La Corte di Cassazione conferma ai dipendenti del Casinò di Venezia il diritto a mance in base al totale degli incassi

Con la sentenza numero 19698, la Corte di Cassazione ha stabilito in data 8 agosto, che i dipendenti del Casinò di Venezia possono ricevere mance in base al totale degli incassi della società, invece che sulla metà, come previsto da un accordo aziendale siglato nel lontano 1990, comunica IlSole24Ore.

La questione risale al 1990, quando il Casinò era una municipalizzata. Quell’anno è definito come l’anno del boom delle slot machine che in quel momento non richiedevano un intervento da parte dei croupier. Per compensare il mancato pagamento delle mance, la categoria ha ottenuto un meccanismo secondo il quale per ogni milione incassato dal casinò ciascun dipendente deve ricevere 2,790 lire.

La clausola del minimo garantito era prevista da art. 48 del contratto aziendale siglato lo stesso anno. Tuttavia, questo articolo è stato abolito nel 2007 con un altro accordo. Inoltre, i croupiers hanno denunciato un ammanco dal 1999 – l’anno in cui è stata aperta la sede a Ca’ Noghera e il personale è stato raddoppiato.

Nel 2009 il Casinò di Venezia è stato condannato di pagare ai dipendenti 6 milioni di euro, oltre a 4 tasse e spese legali. Da parte sua, la casa da gioco ha fatto un ricorso contro la sentenza alla Corte di appello di Venezia.

Nel 2010 la Corte, dopo aver accolto le richieste del casinò, ha deliberato di modificare il criterio in base al quale veniva calcolato il minimo, riducendo della metà la suddetta somma. Secondo la sentenza del tribunale, il restante 50% delle mance doveva essere contribuito alle casse societarie.

Tuttavia, come menzionato sopra, dopo anni di attesa per una risoluzione al problema, l’ultima parola è stata della Corte di Cassazione, che ha denunciato la violazione delle clausole degli accordi aziendali e ha cassato e rinviato la sentenza alla Corte di appello. La Corte suprema ha riconosciuto il diritto alle mance secondo il criterio del minimo garantito pari a 2.790 lire per ogni milione incassato dalla casa da gioco e ha confermato. Un importo che spetta a ogni dipendente.

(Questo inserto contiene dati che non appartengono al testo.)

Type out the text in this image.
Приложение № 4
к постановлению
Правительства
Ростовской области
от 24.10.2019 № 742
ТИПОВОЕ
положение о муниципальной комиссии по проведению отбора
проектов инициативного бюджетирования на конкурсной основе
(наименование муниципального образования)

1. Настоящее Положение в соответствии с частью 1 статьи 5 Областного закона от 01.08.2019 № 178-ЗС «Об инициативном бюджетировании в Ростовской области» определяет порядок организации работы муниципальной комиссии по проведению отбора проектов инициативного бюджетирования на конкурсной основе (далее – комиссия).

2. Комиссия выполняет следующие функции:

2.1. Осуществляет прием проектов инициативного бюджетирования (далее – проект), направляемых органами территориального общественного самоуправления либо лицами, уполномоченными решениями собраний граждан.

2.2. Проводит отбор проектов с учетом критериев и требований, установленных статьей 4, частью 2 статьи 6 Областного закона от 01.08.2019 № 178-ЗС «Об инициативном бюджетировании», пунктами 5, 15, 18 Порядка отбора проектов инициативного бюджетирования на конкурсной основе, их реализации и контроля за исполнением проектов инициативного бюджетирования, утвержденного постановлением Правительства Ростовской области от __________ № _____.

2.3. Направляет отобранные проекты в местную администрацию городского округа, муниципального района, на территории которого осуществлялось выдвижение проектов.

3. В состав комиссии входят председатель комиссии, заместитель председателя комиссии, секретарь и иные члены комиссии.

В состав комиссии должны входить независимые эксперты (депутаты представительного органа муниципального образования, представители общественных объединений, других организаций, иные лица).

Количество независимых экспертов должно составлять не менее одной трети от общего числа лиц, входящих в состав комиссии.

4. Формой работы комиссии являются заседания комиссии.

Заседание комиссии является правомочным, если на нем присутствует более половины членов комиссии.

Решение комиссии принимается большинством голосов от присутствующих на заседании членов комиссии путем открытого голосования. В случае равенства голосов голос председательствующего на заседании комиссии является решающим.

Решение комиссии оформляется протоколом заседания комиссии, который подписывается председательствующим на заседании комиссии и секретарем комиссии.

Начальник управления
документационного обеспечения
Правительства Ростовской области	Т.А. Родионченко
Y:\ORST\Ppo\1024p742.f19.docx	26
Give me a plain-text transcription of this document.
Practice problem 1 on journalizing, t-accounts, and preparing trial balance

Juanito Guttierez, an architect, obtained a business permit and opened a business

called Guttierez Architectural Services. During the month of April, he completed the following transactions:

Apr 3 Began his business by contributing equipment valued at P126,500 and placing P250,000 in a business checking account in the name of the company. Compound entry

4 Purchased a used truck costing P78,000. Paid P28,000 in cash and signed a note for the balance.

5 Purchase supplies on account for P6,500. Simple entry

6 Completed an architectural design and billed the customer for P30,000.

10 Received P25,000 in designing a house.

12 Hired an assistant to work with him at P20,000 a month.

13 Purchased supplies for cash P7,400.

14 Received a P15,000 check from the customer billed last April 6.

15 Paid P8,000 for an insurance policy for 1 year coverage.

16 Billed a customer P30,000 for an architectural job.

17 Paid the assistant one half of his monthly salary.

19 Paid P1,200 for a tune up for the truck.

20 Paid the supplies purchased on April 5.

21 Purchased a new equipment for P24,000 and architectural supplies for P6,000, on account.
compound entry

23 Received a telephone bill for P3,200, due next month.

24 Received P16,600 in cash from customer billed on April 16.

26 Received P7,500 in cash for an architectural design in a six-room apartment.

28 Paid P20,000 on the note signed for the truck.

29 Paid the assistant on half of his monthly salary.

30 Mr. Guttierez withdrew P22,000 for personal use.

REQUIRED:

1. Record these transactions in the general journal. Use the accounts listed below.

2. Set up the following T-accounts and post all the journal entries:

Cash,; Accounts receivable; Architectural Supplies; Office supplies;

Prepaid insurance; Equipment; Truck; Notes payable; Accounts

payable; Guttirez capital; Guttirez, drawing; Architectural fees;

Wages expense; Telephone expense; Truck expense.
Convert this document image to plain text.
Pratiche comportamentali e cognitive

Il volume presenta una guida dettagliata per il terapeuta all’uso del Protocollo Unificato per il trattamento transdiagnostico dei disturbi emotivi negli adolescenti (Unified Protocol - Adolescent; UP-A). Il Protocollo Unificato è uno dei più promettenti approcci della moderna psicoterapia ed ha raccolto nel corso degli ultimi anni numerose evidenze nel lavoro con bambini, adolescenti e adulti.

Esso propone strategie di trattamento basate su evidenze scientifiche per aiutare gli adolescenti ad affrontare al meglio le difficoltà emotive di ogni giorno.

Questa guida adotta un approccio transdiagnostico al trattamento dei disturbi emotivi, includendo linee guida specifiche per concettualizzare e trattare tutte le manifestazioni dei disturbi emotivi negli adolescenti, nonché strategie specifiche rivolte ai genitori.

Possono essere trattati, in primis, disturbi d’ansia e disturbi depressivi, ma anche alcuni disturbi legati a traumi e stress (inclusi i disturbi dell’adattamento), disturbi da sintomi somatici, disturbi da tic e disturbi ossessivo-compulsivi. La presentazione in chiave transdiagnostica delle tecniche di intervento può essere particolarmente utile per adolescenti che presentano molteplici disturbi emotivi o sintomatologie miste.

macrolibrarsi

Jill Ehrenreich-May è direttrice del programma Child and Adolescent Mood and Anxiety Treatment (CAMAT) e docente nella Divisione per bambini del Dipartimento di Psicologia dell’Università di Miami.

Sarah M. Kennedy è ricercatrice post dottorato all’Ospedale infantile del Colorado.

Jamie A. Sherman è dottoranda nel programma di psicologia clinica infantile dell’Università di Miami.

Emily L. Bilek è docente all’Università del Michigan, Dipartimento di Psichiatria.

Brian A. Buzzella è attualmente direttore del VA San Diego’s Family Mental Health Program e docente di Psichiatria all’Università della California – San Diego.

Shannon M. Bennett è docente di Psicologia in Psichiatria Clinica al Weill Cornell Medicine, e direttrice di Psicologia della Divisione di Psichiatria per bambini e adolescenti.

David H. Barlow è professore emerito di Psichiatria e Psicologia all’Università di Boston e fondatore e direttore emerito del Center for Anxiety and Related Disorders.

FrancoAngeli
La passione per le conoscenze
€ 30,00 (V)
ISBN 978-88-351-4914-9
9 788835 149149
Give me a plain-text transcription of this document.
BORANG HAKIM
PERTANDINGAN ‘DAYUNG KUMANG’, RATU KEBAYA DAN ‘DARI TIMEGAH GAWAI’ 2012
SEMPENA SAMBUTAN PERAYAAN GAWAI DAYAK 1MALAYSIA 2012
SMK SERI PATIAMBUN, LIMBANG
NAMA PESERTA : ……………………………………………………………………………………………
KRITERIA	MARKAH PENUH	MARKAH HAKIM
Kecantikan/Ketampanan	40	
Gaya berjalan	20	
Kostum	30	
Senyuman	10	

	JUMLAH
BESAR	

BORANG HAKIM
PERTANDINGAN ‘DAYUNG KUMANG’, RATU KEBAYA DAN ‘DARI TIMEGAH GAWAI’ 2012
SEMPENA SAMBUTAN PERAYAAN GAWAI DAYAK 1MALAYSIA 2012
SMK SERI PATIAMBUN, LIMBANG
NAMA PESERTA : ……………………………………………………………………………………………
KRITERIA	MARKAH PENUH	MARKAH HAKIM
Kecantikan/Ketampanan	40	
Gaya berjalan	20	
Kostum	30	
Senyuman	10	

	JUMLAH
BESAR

Molto probabilmente la notizia sarà accolta bene dagli impiegati del casinò, che hanno scioperato nel mese di luglio e hanno deciso di continuare a scioperare nel mese di agosto. Inoltre 200 dipendenti della casa da gioco hanno presentato un ricorso al Tar contro l’approvazione da parte del Consiglio Comunale della ricapitalizzazione del casinò del 24 maggio. Una tale delibera aveva l’obiettivo di dare un impulso al ‘Piano di azione’ volto alla ripresa del casinò, che a quel momento era ancora oggetto di discussioni.

Un fatto interessante è che nel corso di luglio, nonostante i protesti, il casinò ha registrato una crescita degli incassi. I ricavi durante questo periodo hanno raggiunto 7,02 milioni di euro, in aumento del 3,9% su base annua. È cresciuto anche il numero degli ingressi che hanno ammontato a 68.438 unità, secondo i dati riportati da GiocoNews.